During the validation phase, classification errors were collected. Among 5,640 validation tokens, the model misclassified 448 tokens. The number of false negatives in the misclassified items was 335 (74.78%), and the number of false positives in the misclassified items was 113 (25.22%) The result of the false negative and the false positive ratio suggests that the model tends to miss tokens from the positive class (two spans written by the same author) more often than incorrectly classifying tokens from the negative class (two spans written by different authors). This indicates that the model may not be sensitive enough to correctly identify the similarities between spans that are written by the same author.

In addition to analyzing the ratio of false negative and false positive, an analysis of the distribution of stylometric features such as the average word length and the average span length was conducted.

The density plots for both the average word length and average span length revealed patterns in the distribution of stylometric features among false positives (FP) and false negatives (FN). For average word length, the density plots show a similar trend. Among false positives, the distribution of avg_word_len1 and avg_word_len2 closely overlap with a peak around 4, indicating consistency in word length for spans misclassified as written by different authors.

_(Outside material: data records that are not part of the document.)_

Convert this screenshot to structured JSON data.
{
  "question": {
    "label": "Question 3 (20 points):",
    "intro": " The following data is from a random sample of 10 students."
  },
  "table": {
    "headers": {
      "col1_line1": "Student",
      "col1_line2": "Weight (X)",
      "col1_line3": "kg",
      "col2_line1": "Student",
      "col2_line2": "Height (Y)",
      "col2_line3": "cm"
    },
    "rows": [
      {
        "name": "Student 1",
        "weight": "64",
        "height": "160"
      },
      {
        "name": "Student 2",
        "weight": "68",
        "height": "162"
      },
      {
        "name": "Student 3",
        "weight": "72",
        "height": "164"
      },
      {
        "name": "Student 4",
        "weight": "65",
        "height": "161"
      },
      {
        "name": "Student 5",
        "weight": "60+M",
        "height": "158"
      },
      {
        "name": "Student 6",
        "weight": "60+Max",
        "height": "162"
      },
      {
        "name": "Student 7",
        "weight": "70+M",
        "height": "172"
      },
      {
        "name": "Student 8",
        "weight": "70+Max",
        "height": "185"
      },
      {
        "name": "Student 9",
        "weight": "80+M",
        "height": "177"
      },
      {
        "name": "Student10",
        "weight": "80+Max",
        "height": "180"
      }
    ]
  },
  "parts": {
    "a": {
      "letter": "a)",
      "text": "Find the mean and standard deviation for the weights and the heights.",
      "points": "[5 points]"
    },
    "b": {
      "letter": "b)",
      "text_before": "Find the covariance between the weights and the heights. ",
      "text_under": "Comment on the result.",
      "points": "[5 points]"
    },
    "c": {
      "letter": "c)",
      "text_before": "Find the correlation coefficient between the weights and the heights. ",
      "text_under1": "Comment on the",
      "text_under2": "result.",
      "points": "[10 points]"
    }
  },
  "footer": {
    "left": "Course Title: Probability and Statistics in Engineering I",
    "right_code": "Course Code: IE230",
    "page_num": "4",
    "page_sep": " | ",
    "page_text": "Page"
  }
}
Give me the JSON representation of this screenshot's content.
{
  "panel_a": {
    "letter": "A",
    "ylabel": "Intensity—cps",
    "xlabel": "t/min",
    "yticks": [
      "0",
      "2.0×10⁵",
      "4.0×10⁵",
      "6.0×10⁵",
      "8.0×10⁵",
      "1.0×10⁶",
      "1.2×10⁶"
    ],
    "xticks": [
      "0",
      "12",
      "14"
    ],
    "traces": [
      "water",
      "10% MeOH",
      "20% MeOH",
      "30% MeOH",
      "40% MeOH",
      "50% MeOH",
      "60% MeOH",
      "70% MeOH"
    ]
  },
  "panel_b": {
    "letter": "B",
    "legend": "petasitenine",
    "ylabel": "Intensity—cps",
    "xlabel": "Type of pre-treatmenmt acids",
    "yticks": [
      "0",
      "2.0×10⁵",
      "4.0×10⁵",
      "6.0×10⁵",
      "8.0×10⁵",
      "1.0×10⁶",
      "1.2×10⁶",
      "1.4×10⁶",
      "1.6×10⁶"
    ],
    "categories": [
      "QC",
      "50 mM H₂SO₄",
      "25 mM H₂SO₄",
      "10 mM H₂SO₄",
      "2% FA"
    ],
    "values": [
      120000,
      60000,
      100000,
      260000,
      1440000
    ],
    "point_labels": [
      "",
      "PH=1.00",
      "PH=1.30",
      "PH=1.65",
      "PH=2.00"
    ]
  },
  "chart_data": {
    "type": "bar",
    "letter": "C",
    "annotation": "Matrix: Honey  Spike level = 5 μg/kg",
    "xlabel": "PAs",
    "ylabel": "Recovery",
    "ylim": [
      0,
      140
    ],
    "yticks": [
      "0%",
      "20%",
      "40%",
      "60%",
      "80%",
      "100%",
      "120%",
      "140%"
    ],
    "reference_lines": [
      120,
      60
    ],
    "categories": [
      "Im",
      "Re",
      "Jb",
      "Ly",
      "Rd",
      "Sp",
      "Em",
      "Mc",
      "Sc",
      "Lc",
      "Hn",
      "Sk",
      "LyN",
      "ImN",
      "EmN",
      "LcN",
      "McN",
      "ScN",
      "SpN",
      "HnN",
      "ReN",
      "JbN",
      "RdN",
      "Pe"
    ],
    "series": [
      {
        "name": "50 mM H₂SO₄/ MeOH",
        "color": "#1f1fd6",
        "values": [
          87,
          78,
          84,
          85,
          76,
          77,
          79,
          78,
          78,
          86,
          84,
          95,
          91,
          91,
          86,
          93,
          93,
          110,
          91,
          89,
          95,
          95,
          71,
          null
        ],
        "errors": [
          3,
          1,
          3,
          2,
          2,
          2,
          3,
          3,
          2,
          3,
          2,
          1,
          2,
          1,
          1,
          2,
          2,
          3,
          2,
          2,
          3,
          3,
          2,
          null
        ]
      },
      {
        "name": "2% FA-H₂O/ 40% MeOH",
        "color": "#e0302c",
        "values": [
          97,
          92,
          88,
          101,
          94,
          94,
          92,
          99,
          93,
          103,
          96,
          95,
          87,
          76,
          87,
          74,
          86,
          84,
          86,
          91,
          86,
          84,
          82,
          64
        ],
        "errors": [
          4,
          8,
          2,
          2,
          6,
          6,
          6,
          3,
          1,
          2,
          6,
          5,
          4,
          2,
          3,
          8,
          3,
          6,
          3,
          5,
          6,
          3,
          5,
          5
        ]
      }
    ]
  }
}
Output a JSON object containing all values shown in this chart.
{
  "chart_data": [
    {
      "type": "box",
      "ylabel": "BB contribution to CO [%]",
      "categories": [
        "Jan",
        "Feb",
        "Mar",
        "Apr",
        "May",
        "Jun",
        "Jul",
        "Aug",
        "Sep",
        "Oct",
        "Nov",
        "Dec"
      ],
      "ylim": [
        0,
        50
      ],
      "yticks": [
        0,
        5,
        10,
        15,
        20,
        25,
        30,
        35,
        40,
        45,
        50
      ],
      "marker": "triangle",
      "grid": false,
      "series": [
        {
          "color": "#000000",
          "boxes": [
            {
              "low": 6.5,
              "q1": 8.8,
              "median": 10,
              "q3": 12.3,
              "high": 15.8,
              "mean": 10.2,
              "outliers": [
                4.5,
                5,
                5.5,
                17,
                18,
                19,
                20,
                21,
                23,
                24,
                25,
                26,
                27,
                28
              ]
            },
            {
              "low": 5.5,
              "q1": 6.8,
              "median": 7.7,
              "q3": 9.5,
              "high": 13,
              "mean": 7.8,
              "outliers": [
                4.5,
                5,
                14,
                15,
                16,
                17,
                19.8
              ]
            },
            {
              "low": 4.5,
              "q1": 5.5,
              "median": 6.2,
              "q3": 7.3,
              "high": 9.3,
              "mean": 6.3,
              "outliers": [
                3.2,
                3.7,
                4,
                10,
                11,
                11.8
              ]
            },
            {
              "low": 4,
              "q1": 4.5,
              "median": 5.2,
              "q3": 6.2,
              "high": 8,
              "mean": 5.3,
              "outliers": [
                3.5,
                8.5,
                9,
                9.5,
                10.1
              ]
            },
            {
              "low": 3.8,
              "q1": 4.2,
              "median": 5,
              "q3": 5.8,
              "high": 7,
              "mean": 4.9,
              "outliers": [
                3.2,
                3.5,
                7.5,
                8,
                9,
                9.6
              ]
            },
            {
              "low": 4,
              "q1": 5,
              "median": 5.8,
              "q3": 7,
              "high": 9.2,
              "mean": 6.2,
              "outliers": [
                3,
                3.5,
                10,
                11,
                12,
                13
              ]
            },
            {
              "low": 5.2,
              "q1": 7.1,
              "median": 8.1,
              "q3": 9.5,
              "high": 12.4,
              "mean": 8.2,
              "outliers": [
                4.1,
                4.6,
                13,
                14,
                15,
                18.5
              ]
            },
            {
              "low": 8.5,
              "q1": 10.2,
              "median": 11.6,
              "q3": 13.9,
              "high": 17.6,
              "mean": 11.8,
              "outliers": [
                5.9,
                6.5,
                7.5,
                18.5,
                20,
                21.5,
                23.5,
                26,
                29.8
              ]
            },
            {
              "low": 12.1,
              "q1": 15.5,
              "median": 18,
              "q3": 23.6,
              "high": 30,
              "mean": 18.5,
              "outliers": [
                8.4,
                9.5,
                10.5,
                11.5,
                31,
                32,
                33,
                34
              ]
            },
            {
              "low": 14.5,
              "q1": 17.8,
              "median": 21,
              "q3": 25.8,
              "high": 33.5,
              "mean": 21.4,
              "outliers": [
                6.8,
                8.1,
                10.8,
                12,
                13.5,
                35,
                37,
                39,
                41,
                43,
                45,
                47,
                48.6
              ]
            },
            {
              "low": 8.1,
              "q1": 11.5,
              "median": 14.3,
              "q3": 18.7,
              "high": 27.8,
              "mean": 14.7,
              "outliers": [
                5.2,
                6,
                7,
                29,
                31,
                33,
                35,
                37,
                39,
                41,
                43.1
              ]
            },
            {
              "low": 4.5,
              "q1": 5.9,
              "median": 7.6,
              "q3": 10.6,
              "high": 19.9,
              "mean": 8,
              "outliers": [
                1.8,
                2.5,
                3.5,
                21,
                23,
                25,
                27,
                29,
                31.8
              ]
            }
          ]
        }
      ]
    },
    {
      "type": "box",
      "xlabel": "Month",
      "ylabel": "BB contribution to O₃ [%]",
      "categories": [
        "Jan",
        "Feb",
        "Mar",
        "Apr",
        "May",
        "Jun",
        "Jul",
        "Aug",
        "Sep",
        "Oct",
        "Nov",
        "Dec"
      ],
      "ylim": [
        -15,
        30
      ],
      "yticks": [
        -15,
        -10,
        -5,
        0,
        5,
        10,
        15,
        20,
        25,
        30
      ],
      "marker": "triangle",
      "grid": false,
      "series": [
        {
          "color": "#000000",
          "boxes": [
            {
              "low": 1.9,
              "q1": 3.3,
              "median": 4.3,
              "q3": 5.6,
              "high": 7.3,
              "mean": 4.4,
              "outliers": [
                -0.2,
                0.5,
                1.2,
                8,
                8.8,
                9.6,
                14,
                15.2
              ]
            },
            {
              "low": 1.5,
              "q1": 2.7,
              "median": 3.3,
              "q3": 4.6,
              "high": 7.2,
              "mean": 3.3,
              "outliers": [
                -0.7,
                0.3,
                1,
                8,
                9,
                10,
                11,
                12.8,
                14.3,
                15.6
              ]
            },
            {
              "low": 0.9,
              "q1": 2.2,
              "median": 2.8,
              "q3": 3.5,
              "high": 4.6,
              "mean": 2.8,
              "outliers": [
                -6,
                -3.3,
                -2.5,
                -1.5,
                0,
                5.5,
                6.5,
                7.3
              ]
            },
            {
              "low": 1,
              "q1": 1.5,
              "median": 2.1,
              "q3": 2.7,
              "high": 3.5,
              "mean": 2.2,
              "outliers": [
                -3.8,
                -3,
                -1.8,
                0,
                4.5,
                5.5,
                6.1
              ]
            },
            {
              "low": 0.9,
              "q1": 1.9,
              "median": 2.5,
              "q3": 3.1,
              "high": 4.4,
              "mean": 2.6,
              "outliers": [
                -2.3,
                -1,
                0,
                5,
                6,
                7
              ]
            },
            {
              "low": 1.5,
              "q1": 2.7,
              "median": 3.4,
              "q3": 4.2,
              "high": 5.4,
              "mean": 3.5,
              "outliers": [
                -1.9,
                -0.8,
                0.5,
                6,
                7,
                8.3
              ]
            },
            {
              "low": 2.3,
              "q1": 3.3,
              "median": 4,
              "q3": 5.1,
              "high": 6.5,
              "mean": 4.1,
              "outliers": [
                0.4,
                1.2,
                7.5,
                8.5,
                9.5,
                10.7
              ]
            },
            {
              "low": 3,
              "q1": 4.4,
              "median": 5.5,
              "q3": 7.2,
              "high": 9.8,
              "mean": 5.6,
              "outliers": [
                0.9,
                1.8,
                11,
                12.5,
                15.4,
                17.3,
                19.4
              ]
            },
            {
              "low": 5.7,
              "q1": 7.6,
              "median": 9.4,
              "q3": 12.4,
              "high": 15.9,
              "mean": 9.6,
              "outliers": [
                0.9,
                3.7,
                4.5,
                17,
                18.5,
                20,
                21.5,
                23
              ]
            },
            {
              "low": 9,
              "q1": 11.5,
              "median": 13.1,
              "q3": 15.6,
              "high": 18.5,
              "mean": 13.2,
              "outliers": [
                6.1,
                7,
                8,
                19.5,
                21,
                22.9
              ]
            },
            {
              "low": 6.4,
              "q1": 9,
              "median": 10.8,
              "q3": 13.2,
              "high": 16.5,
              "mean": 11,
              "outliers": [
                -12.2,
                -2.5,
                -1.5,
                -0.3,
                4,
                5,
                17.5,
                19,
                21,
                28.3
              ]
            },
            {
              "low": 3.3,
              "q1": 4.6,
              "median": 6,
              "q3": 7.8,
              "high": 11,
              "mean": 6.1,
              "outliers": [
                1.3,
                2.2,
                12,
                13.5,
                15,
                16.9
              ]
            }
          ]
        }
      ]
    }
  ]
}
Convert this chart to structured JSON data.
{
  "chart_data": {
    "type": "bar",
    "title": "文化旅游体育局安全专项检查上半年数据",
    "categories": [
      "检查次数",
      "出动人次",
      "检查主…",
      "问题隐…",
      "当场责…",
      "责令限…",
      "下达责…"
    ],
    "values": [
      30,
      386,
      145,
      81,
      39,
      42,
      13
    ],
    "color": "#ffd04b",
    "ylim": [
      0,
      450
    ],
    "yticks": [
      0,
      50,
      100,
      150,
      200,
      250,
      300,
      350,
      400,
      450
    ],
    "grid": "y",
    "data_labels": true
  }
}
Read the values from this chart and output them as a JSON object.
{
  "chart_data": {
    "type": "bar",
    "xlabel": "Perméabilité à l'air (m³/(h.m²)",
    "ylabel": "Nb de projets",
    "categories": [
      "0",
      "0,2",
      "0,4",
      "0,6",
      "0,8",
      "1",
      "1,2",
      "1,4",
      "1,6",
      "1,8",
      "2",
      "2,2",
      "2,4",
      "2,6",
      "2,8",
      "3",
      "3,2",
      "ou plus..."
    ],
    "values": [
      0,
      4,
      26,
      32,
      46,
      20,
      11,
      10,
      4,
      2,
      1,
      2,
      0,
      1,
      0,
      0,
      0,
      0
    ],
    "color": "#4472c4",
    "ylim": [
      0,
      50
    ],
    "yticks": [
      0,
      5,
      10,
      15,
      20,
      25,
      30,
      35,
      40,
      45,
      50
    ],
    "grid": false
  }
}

However, the false negatives showed slightly broader distributions, suggesting that the model has difficulty distinguishing between spans with little variation in word length when spans are written by the same author.
For average span length, the plots for false positive show a huge overlap between avg_span_len1 and avg_span_len2 with a sharp peak indicating that most misclassified spans in this category are relatively short. This suggests that spans classified as false positives have similar lengths regardless of whether they belong to span1 or span2. For false negatives, the distributions also overlap but have slightly more variability. This indicates that the model struggles to consistently identify spans of varying length when they are written by the same author.

Based on the analyses, both stylometric features may not differentiate between spans written by the same or different authors.

Reproducibility

Details of the methods and requirements are listed in the README.md on this Github

Future Improvements

The current project examined whether stylometric features such as average word length, average span length, and frequency of punctuation could help a model which classifies whether given two spans are written by the same author or not. The error analysis suggested that these stylometric features show overlap between each span’s distribution, indicating that these features may not increase the performance of the model significantly. As reported in the article, the model which incorporated stylometric features only showed a 2.7% increase in F1 score.